Buenadella lo sacudió y lo soltó. Habló en la oscuridad, dejando que cualquier expresión le cruzase el rostro, porque ninguna podría verse.

– Ahora. Váyase ahora -volvió a insistir Buenadella con una amplia sonrisa.

El médico no discutió. Se alejó, tropezando con Buenadella y los muebles, tanteando la pared, y salió por el pasillo. Buenadella lo siguió, precavido, aun cuando se sentía seguro caminando por la casa, y encontró la puerta que el médico había abierto al salir. La cerró, buscó una llave, no la encontró. No importaba.

Se volvió, caminó lentamente cruzando el cuarto, las manos adelantadas a la altura del pecho, tanteando el aire. Al fin encontró lo que buscaba: la barra de metal a los pies de la cama. Siguiéndola fue hacia la izquierda, y en ese momento oyó otro disparo, esta vez mucho más cercano. Se detuvo, pero no oyó nada más.

Buscó una caja de cerillas en sus bolsillos. La encontró, encendió una y vio a Green tendido en la cama. Tenía la cabeza sobre dos almohadas y los ojos abiertos, mirándolo.

– ¡Uh! -Buenadella soltó la cerilla y se apagó. Aún sentía los ojos mirándolo.

¿Podría moverse Green? ¿Estaría arrastrándose por la cama ahora, estirando hacia él sus grandes manos? Casi jadeando, Buenadella encendió otra cerilla y vio que Green seguía exactamente como antes.

Demasiado exactamente. Buenadella se movió a la izquierda, pero los ojos no lo siguieron.
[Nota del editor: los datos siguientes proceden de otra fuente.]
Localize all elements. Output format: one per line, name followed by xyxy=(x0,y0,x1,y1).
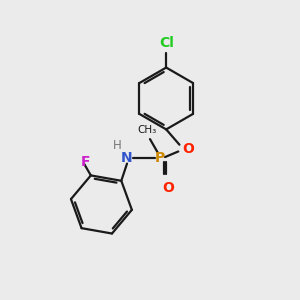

¿Estaba muerto? Buenadella miró y lentamente los ojos de Green parpadearon. Cuando volvieron a abrirse, Buenadella vio que no miraban nada.

– Nunca volverá a ver nada -le dijo Buenadella, y se abrió la puerta del dormitorio.
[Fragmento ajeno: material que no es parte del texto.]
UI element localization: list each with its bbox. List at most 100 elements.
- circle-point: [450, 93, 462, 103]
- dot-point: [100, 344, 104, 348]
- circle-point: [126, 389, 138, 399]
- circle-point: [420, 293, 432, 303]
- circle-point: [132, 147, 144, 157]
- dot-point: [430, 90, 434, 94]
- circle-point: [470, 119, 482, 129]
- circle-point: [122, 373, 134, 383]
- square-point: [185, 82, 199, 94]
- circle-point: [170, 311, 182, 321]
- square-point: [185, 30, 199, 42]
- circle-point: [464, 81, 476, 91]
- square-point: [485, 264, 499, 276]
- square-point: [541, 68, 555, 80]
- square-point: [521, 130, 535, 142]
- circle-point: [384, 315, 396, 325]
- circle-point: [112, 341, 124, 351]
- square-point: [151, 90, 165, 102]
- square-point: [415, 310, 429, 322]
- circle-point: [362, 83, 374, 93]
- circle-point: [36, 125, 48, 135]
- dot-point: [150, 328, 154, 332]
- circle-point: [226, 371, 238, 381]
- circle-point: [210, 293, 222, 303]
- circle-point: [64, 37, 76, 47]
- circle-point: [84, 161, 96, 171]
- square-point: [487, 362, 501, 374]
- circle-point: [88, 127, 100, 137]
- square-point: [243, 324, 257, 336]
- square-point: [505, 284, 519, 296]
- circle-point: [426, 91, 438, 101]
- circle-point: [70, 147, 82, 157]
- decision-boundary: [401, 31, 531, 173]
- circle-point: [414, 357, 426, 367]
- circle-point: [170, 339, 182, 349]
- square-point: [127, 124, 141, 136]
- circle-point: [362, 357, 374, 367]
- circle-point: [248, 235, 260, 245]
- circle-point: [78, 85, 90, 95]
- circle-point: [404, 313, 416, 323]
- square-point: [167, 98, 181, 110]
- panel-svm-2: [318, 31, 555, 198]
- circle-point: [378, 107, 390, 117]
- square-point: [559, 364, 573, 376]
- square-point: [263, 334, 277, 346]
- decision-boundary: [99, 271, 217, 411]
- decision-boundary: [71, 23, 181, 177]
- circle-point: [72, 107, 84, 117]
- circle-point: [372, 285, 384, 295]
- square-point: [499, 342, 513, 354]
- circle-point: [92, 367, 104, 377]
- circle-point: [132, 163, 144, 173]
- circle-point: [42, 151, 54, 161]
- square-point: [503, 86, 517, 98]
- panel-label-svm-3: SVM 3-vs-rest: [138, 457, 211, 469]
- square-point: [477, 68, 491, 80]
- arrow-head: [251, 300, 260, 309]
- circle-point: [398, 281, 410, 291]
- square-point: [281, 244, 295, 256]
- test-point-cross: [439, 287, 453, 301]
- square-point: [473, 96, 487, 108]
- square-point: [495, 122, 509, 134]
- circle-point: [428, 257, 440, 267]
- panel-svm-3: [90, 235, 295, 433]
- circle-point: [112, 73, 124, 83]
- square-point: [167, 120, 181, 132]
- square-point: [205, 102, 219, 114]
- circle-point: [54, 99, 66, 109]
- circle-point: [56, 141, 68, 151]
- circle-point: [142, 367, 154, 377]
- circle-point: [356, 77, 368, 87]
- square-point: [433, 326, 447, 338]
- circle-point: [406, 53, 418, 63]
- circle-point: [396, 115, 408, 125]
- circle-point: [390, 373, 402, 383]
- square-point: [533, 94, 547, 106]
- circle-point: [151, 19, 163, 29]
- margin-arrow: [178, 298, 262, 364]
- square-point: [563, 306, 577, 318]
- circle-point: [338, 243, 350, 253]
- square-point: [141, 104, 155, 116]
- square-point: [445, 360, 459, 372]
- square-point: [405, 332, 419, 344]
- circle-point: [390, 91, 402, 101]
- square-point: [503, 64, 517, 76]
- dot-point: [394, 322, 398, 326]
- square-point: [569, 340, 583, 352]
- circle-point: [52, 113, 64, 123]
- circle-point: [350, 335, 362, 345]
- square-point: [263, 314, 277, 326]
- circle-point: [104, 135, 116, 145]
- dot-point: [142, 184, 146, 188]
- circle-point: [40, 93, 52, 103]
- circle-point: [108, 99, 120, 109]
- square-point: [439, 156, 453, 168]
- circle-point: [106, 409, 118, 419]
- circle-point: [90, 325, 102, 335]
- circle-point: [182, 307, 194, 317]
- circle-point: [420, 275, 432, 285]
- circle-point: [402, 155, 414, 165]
Volvió la cabeza y no se sorprendió de que fuera Parker, de pie en el umbral, con una pistola en la mano. Buenadella arrojó la cerilla y dio dos pasos rápidos hacia atrás, tratando de ocultarse en la oscuridad. Quedó en medio del rectángulo más claro de la ventana, detrás de él, pero no lo sabía.

– Adiós, Buenadella -dijo Parker, y Buenadella hizo un movimiento con las manos, como si quisiera detener la bala.